Around 350 BC, Greek philosopher Plato wrote about a technically advanced city, Atlantis, which vanished under the Atlantic Ocean waves in one night. Time and time again hopes have been raised that the lost city has been found -- only for those hopes to be dashed against evidence.
Now, a team of "undersea archaeologists" has become the latest to claim that it has finally found the lost city of Atlantis beneath the Caribbean, leading British newspaper the 'Daily Mail' reported.
The anonymous scientists have released a series of images taken beneath the Caribbean, and they insist the snaps show what appear to be the ruins of a city that could pre-date Egypt's pyramids, which appeared after 2600 BC. They even told a French newspaper that one of the structures is a pyramid.
Now, the anonymous group wants to raise funds to explore the secret location where the images were taken and have not revealed the exact location, saying only that it's somewhere in the Caribbean Sea, the report said.
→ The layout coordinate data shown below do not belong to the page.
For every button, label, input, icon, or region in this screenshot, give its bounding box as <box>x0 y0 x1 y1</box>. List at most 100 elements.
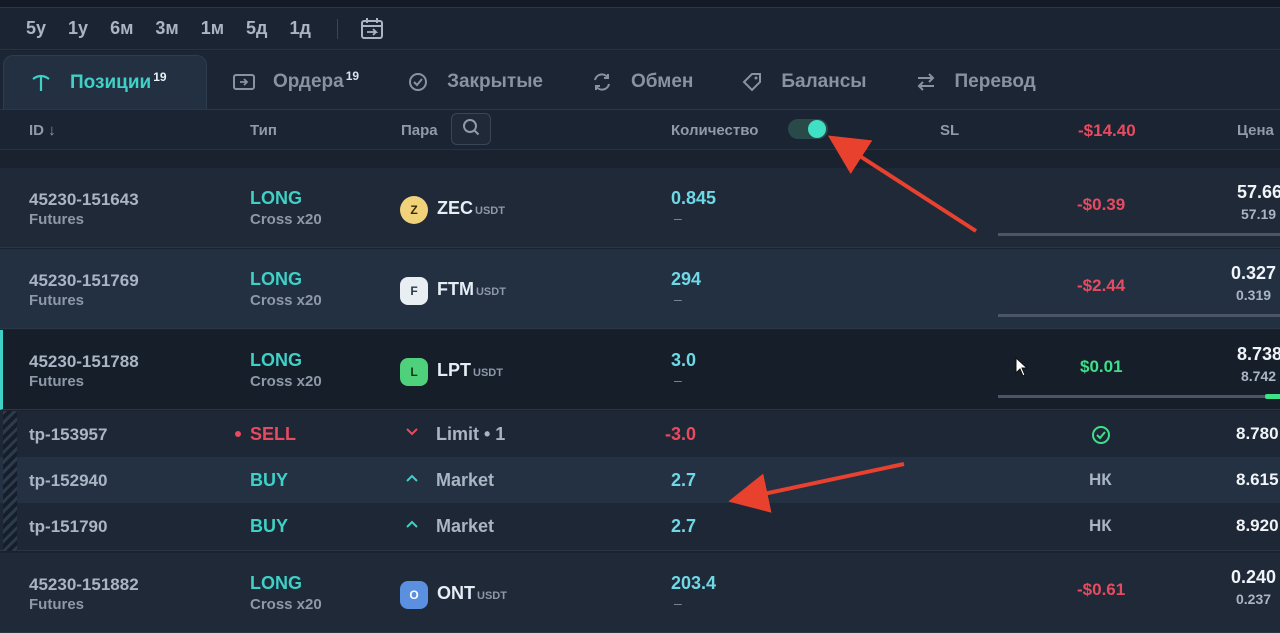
timeframe-1y[interactable]: 1y <box>68 18 88 39</box>
tab-bar: Позиции 19 Ордера 19 Закрытые Обмен Баланс… <box>0 51 1280 110</box>
position-kind: Futures <box>29 596 85 613</box>
check-circle-icon <box>407 71 429 93</box>
position-side: LONG <box>250 573 302 593</box>
pair-base: LPT <box>437 360 471 380</box>
order-group-hatch <box>3 411 17 551</box>
position-margin: Cross x20 <box>250 211 322 228</box>
tab-positions[interactable]: Позиции 19 <box>3 55 207 109</box>
tab-badge: 19 <box>345 69 360 83</box>
position-id: 45230-151643 <box>29 190 139 209</box>
tag-icon <box>741 71 763 93</box>
pair-quote: USDT <box>475 205 505 217</box>
position-kind: Futures <box>29 211 85 228</box>
table-row[interactable]: 45230-151882 Futures LONG Cross x20 O ON… <box>0 553 1280 633</box>
pnl-bar <box>998 233 1280 236</box>
pair-quote: USDT <box>473 367 503 379</box>
order-qty: -3.0 <box>665 424 697 444</box>
pair-search-button[interactable] <box>451 113 491 145</box>
position-qty-sub: – <box>674 372 682 388</box>
tab-balances[interactable]: Балансы <box>715 55 888 109</box>
timeframe-6m[interactable]: 6м <box>110 18 133 39</box>
order-sl: НК <box>1089 516 1112 535</box>
transfer-icon <box>915 71 937 93</box>
lpt-coin-icon: L <box>400 358 428 386</box>
qty-toggle[interactable] <box>788 119 828 139</box>
timeframe-3m[interactable]: 3м <box>155 18 178 39</box>
ftm-coin-icon: F <box>400 277 428 305</box>
position-icon <box>30 72 52 94</box>
order-price: 8.780 <box>1236 424 1279 443</box>
col-price: Цена <box>1237 122 1274 139</box>
table-row[interactable]: 45230-151643 Futures LONG Cross x20 Z ZE… <box>0 168 1280 248</box>
position-margin: Cross x20 <box>250 596 322 613</box>
timeframe-1m[interactable]: 1м <box>201 18 224 39</box>
position-pnl: -$0.61 <box>1077 580 1126 599</box>
position-qty-sub: – <box>674 291 682 307</box>
position-qty: 0.845 <box>671 188 717 208</box>
tab-label: Позиции <box>70 71 152 93</box>
tab-closed[interactable]: Закрытые <box>381 55 565 109</box>
col-pair: Пара <box>401 122 438 139</box>
date-range-icon[interactable] <box>358 17 386 41</box>
sell-dot <box>235 431 241 437</box>
order-qty: 2.7 <box>671 470 697 490</box>
swap-icon <box>591 71 613 93</box>
timeframe-bar: 5y 1y 6м 3м 1м 5д 1д <box>0 8 1280 50</box>
position-price: 0.327 <box>1231 263 1277 283</box>
tab-orders[interactable]: Ордера 19 <box>207 55 381 109</box>
pnl-bar <box>998 314 1280 317</box>
order-qty: 2.7 <box>671 516 697 536</box>
position-qty-sub: – <box>674 595 682 611</box>
tab-label: Обмен <box>631 71 694 92</box>
spacer <box>0 150 1280 168</box>
order-price: 8.615 <box>1236 470 1279 489</box>
table-row[interactable]: 45230-151769 Futures LONG Cross x20 F FT… <box>0 249 1280 329</box>
order-row[interactable]: tp-153957 SELL Limit • 1 -3.0 8.780 <box>0 411 1280 457</box>
table-row-selected[interactable]: 45230-151788 Futures LONG Cross x20 L LP… <box>0 330 1280 410</box>
order-price: 8.920 <box>1236 516 1279 535</box>
pair-label[interactable]: FTM USDT <box>437 279 506 300</box>
timeframe-5y[interactable]: 5y <box>26 18 46 39</box>
col-id[interactable]: ID ↓ <box>29 122 56 139</box>
tab-badge: 19 <box>153 69 167 84</box>
position-price: 0.240 <box>1231 567 1277 587</box>
chevron-up-icon <box>405 470 419 486</box>
chevron-down-icon <box>405 424 419 440</box>
order-sl: НК <box>1089 470 1112 489</box>
pair-label[interactable]: ZEC USDT <box>437 198 505 219</box>
check-circle-icon <box>1091 425 1111 450</box>
position-margin: Cross x20 <box>250 373 322 390</box>
position-kind: Futures <box>29 292 85 309</box>
tab-exchange[interactable]: Обмен <box>565 55 715 109</box>
tab-transfer[interactable]: Перевод <box>889 55 1058 109</box>
order-id: tp-153957 <box>29 425 108 444</box>
order-side: BUY <box>250 470 289 490</box>
order-row[interactable]: tp-151790 BUY Market 2.7 НК 8.920 <box>0 503 1280 551</box>
position-price-sub: 0.319 <box>1236 287 1272 303</box>
position-id: 45230-151882 <box>29 575 139 594</box>
search-icon <box>462 118 480 141</box>
position-qty-sub: – <box>674 210 682 226</box>
order-row[interactable]: tp-152940 BUY Market 2.7 НК 8.615 <box>0 457 1280 503</box>
mouse-cursor-icon <box>1015 356 1029 382</box>
position-qty: 3.0 <box>671 350 697 370</box>
position-qty: 294 <box>671 269 702 289</box>
position-side: LONG <box>250 350 302 370</box>
position-side: LONG <box>250 188 302 208</box>
timeframe-1d[interactable]: 1д <box>289 18 310 39</box>
order-id: tp-151790 <box>29 517 108 536</box>
total-pnl: -$14.40 <box>1078 121 1136 140</box>
timeframe-5d[interactable]: 5д <box>246 18 267 39</box>
pair-label[interactable]: LPT USDT <box>437 360 503 381</box>
ont-coin-icon: O <box>400 581 428 609</box>
position-id: 45230-151769 <box>29 271 139 290</box>
pair-base: FTM <box>437 279 474 299</box>
pnl-bar <box>998 394 1280 399</box>
pair-label[interactable]: ONT USDT <box>437 583 507 604</box>
top-strip <box>0 0 1280 8</box>
tab-label: Закрытые <box>447 71 543 92</box>
position-side: LONG <box>250 269 302 289</box>
col-type: Тип <box>250 122 277 139</box>
position-price-sub: 8.742 <box>1241 368 1277 384</box>
order-id: tp-152940 <box>29 471 108 490</box>
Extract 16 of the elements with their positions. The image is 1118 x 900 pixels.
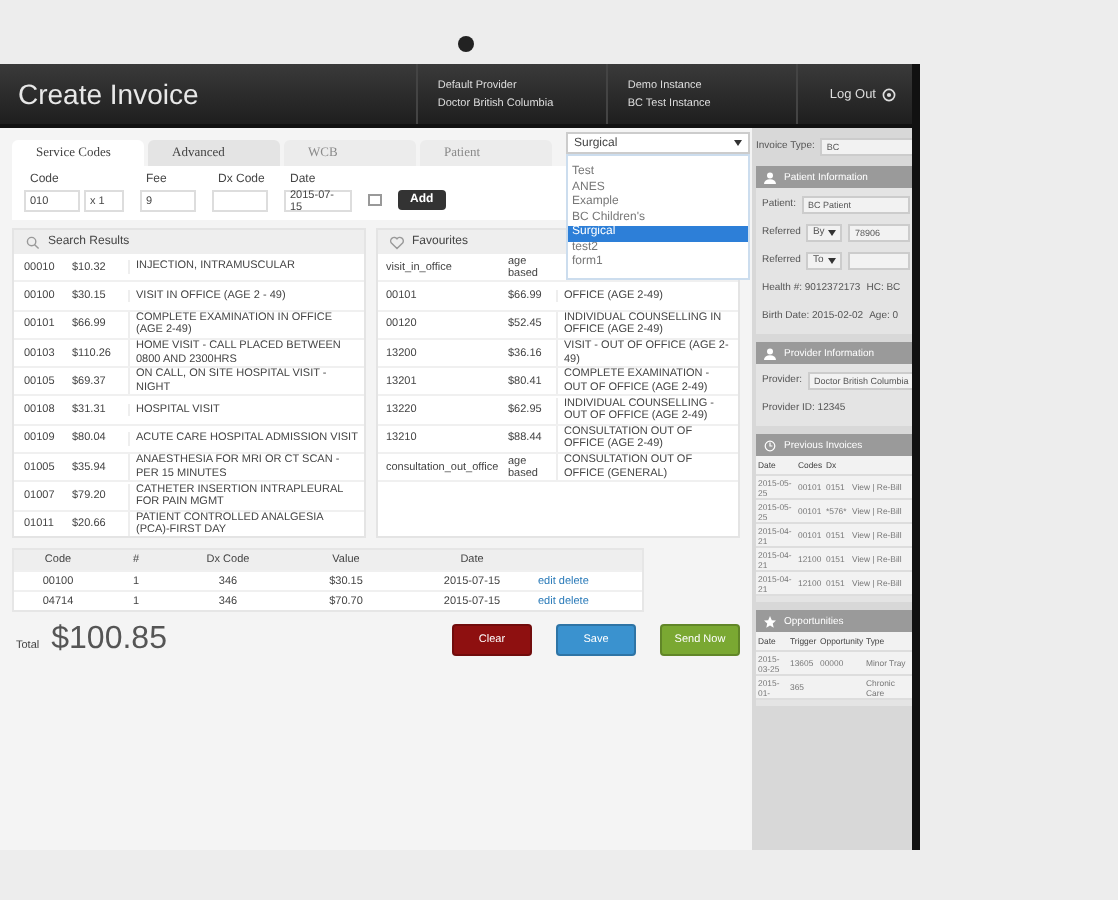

In fact, in Plato's account, Atlantis was a naval power lying "in front of the Pillars of Hercules" which conquered many parts of western Europe and Africa 9,000 years before the time of Solon, or approximately 9600 BC.
After a failed attempt to invade Athens, Atlantis sank into the ocean "in a single day and night of misfortune".
Though scholars dispute whether and how much Plato's story or account was inspired by older traditions, Atlantis inspires today's literature, from science fiction to comic books to films, its name having become a byword for any and all supposed advanced prehistoric lost civilisations.